Apple's AIML Data Engineering team needs to build scalable and reliable data platforms to power Siri, Search, and Machine Learning across Apple, handling petabytes of data and ensuring data quality for hundreds of millions of users.
Requirements
- 7+ years of experience designing, building, and maintaining distributed data processing systems at scale.
- 5+ years of hands-on experience with stream and/or batch processing technologies such as Flink, Spark, Kafka, Airflow, Iceberg, and Trino.
- Strong in algorithms, data structures, data modeling, and SQL, with experience working on large-scale, complex, and high-dimensional datasets.
- Proficient in at least one modern programming language (e.g., Java, Scala, and Python).

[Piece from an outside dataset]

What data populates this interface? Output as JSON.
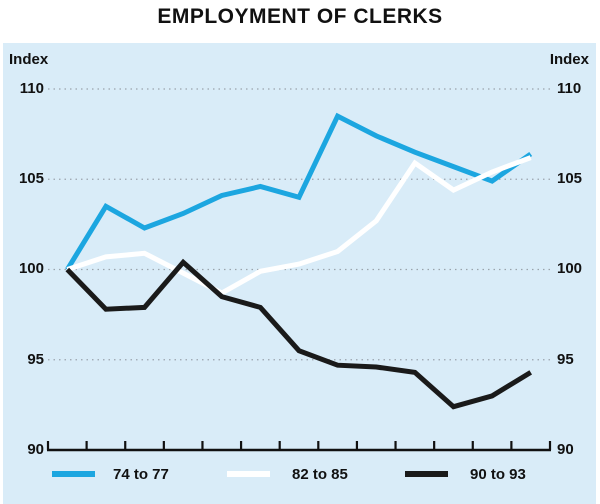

- Experience with machine learning algorithms or pipelines, particularly in the context of data engineering.
- Experience supporting ML engineers or data scientists with feature engineering or model data pipelines is a plus.

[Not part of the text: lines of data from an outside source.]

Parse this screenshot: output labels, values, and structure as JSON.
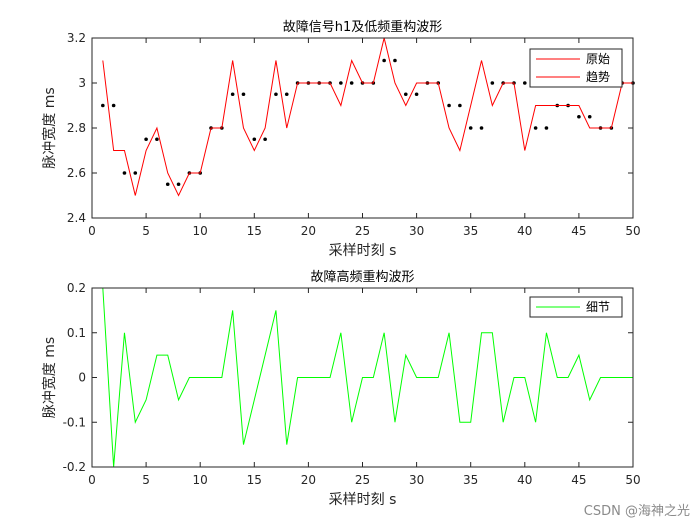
{
  "chart_data": [
    {
      "type": "line",
      "title": "故障信号h1及低频重构波形",
      "xlabel": "采样时刻 s",
      "ylabel": "脉冲宽度 ms",
      "xlim": [
        0,
        50
      ],
      "ylim": [
        2.4,
        3.2
      ],
      "xticks": [
        0,
        5,
        10,
        15,
        20,
        25,
        30,
        35,
        40,
        45,
        50
      ],
      "xtick_labels": [
        "0",
        "5",
        "10",
        "15",
        "20",
        "25",
        "30",
        "35",
        "40",
        "45",
        "50"
      ],
      "yticks": [
        2.4,
        2.6,
        2.8,
        3.0,
        3.2
      ],
      "ytick_labels": [
        "2.4",
        "2.6",
        "2.8",
        "3",
        "3.2"
      ],
      "legend_position": "top-right",
      "x": [
        1,
        2,
        3,
        4,
        5,
        6,
        7,
        8,
        9,
        10,
        11,
        12,
        13,
        14,
        15,
        16,
        17,
        18,
        19,
        20,
        21,
        22,
        23,
        24,
        25,
        26,
        27,
        28,
        29,
        30,
        31,
        32,
        33,
        34,
        35,
        36,
        37,
        38,
        39,
        40,
        41,
        42,
        43,
        44,
        45,
        46,
        47,
        48,
        49,
        50
      ],
      "series": [
        {
          "name": "原始",
          "color": "#000000",
          "style": "dots",
          "values": [
            2.9,
            2.9,
            2.6,
            2.6,
            2.75,
            2.75,
            2.55,
            2.55,
            2.6,
            2.6,
            2.8,
            2.8,
            2.95,
            2.95,
            2.75,
            2.75,
            2.95,
            2.95,
            3.0,
            3.0,
            3.0,
            3.0,
            3.0,
            3.0,
            3.0,
            3.0,
            3.1,
            3.1,
            2.95,
            2.95,
            3.0,
            3.0,
            2.9,
            2.9,
            2.8,
            2.8,
            3.0,
            3.0,
            3.0,
            3.0,
            2.8,
            2.8,
            2.9,
            2.9,
            2.85,
            2.85,
            2.8,
            2.8,
            3.0,
            3.0
          ]
        },
        {
          "name": "趋势",
          "color": "#ff0000",
          "style": "line",
          "values": [
            3.1,
            2.7,
            2.7,
            2.5,
            2.7,
            2.8,
            2.6,
            2.5,
            2.6,
            2.6,
            2.8,
            2.8,
            3.1,
            2.8,
            2.7,
            2.8,
            3.1,
            2.8,
            3.0,
            3.0,
            3.0,
            3.0,
            2.9,
            3.1,
            3.0,
            3.0,
            3.2,
            3.0,
            2.9,
            3.0,
            3.0,
            3.0,
            2.8,
            2.7,
            2.9,
            3.1,
            2.9,
            3.0,
            3.0,
            2.7,
            2.9,
            2.9,
            2.9,
            2.9,
            2.9,
            2.8,
            2.8,
            2.8,
            3.0,
            3.0
          ]
        }
      ]
    },
    {
      "type": "line",
      "title": "故障高频重构波形",
      "xlabel": "采样时刻 s",
      "ylabel": "脉冲宽度 ms",
      "xlim": [
        0,
        50
      ],
      "ylim": [
        -0.2,
        0.2
      ],
      "xticks": [
        0,
        5,
        10,
        15,
        20,
        25,
        30,
        35,
        40,
        45,
        50
      ],
      "xtick_labels": [
        "0",
        "5",
        "10",
        "15",
        "20",
        "25",
        "30",
        "35",
        "40",
        "45",
        "50"
      ],
      "yticks": [
        -0.2,
        -0.1,
        0,
        0.1,
        0.2
      ],
      "ytick_labels": [
        "-0.2",
        "-0.1",
        "0",
        "0.1",
        "0.2"
      ],
      "legend_position": "top-right",
      "x": [
        1,
        2,
        3,
        4,
        5,
        6,
        7,
        8,
        9,
        10,
        11,
        12,
        13,
        14,
        15,
        16,
        17,
        18,
        19,
        20,
        21,
        22,
        23,
        24,
        25,
        26,
        27,
        28,
        29,
        30,
        31,
        32,
        33,
        34,
        35,
        36,
        37,
        38,
        39,
        40,
        41,
        42,
        43,
        44,
        45,
        46,
        47,
        48,
        49,
        50
      ],
      "series": [
        {
          "name": "细节",
          "color": "#00ff00",
          "style": "line",
          "values": [
            0.2,
            -0.2,
            0.1,
            -0.1,
            -0.05,
            0.05,
            0.05,
            -0.05,
            0,
            0,
            0,
            0,
            0.15,
            -0.15,
            -0.05,
            0.05,
            0.15,
            -0.15,
            0,
            0,
            0,
            0,
            0.1,
            -0.1,
            0,
            0,
            0.1,
            -0.1,
            0.05,
            0,
            0,
            0,
            0.1,
            -0.1,
            -0.1,
            0.1,
            0.1,
            -0.1,
            0,
            0,
            -0.1,
            0.1,
            0,
            0,
            0.05,
            -0.05,
            0,
            0,
            0,
            0
          ]
        }
      ]
    }
  ],
  "watermark": "CSDN @海神之光"
}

- Familiarity with testing tools and methodologies for validating large-scale, distributed data systems (e.g., data quality checks, pipeline testing frameworks, fault tolerance testing).
Responsibilities
- build the scalable and reliable data platform that powers Siri, Search, and Machine Learning across Apple
- build large-scale stream and batch processing data pipelines that power Analytics, Experimentation, and Machine Learning
- design a unified and groundbreaking data processing framework using Flink, and/or Spark
- optimizing performance, ensuring data quality, and contributing to a long-term vision that extends the framework’s capabilities to new user scenarios and groundbreaking machine learning applications
- collaborate closely with Siri, Search, and other teams to design solutions that transform raw data into datasets that drive innovation
- automate dataset lifecycles with strong quality standards
- help partners confidently use the data for product insights
Other
- collaborative and mission-driven software engineers
- care deeply about data quality, user impact, and building at scale
- passionate about tackling complex data challenges
- eager to work with petabytes of data
- inspired by Apple’s commitment to privacy and innovation